Barash is predictably deferential to the bien pensant: “The more we know about the crucial role of cooperative breeding, the more we see that ‘biparental’ care can be provided by a range of parent-like figures, definitely including same-sex adult partners with commitment to each other.” This insistence on not giving offense might be what leads Barash to avoid one obvious topic: the effect of 1,400 years of Islam, with its official sanction of polygyny, on the cultures where it has held sway. Barash points out that only a few percent of Muslim men seem to have more than one wife. But up until fairly recent times, these would have been the richest and most influential among them.

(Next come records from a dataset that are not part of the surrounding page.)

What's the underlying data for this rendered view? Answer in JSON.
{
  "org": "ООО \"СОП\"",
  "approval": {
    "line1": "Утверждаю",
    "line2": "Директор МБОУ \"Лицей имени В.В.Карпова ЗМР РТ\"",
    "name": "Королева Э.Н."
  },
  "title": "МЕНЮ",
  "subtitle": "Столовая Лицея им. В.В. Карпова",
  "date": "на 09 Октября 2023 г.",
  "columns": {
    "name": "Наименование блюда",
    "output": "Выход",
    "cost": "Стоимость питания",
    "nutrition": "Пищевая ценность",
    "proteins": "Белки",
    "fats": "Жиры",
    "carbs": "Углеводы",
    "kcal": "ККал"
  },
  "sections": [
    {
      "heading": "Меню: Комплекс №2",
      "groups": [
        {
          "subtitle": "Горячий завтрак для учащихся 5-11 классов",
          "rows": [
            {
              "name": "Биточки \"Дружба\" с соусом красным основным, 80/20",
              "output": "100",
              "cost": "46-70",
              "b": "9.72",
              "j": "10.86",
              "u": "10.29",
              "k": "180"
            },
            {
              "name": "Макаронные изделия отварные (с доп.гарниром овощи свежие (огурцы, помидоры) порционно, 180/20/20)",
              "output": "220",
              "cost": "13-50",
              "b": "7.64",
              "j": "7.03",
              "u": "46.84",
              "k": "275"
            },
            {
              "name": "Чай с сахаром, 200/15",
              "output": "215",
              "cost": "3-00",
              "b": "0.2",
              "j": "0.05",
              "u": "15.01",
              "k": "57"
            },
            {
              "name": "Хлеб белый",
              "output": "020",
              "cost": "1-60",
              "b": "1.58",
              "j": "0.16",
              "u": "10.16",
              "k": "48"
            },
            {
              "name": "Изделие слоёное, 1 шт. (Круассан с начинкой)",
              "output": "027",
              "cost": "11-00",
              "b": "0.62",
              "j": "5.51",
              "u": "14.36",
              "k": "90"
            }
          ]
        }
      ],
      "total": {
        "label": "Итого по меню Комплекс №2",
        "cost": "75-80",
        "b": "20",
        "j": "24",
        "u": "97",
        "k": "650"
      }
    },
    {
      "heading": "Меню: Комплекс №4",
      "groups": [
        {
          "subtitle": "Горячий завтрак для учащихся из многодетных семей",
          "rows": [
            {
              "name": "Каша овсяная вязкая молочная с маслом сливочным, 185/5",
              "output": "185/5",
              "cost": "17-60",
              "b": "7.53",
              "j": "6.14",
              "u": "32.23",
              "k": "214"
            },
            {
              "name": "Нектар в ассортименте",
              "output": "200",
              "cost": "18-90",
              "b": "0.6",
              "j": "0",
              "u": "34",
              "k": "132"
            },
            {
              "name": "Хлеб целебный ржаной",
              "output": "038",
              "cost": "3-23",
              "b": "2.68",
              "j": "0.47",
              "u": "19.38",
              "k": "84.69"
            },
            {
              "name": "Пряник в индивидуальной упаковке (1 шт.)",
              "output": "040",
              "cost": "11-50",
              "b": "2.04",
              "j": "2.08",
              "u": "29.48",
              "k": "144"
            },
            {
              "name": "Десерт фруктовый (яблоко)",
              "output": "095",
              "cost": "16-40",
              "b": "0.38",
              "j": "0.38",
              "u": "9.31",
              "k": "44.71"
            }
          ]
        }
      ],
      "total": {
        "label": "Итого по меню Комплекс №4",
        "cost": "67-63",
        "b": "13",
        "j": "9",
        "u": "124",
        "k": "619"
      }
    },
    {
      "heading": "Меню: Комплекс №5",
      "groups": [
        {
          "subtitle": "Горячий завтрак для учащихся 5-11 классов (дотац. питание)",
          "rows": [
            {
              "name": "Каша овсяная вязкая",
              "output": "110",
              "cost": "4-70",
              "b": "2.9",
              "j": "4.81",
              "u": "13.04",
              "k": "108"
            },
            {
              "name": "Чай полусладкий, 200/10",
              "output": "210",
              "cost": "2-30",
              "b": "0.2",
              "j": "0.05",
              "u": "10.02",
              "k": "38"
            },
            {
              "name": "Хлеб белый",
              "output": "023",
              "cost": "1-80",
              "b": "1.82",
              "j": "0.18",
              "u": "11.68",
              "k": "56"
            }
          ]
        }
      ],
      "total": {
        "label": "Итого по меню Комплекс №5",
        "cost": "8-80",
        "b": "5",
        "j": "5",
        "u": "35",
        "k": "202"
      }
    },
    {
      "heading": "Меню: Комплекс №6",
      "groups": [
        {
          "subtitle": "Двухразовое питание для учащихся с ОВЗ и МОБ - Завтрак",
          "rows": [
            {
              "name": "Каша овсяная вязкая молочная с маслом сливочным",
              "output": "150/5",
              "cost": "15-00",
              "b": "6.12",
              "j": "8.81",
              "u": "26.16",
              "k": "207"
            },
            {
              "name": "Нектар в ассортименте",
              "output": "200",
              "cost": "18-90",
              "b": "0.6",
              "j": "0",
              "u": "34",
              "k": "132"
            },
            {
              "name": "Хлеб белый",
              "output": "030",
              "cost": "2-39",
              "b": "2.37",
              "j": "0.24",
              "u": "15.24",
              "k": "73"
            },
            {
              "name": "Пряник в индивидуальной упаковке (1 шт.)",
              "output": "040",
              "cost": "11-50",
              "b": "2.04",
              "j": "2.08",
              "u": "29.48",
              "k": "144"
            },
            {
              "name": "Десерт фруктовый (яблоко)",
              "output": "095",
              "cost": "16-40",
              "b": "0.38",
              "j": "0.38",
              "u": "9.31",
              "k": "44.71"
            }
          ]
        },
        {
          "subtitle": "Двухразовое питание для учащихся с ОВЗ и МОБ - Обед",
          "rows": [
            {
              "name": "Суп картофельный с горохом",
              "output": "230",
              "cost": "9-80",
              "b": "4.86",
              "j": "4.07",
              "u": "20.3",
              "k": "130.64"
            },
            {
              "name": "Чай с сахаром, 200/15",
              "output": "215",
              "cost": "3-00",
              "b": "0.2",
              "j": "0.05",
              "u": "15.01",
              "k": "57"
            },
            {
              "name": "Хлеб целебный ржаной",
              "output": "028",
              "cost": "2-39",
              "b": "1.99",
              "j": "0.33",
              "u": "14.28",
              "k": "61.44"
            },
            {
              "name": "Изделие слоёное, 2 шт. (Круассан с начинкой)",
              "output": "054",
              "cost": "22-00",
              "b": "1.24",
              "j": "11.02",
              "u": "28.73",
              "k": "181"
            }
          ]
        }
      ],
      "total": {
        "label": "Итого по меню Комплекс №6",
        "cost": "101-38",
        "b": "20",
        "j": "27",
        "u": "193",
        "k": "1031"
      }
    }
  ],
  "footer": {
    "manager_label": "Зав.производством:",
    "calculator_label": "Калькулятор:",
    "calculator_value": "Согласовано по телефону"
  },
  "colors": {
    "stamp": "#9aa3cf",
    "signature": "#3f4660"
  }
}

If Barash is right to argue that children in polygynous households have a higher mortality rate, because of the stepmother effect, one could say that the richest, most successful Muslim households have not been producing children at the rate of the richest, most successful Christian households. And the wives in polygynous households, who would be expected to be the highest-status women from the richest families—who are likely to be the daughters of men who are more clever and resourceful—are not reproductively as successful as they would be if they were monogamously married. So, over the course of centuries, it’s possible that the most talented portion of the population in the Muslim world has been under-reproducing.

But although Barash doesn’t ask, or answer, all the questions one might want him to address, he does provide a lucid, well-organized review of the current state of knowledge about polygamy. Anyone who thinks or writes about related issues will find this a valuable guide.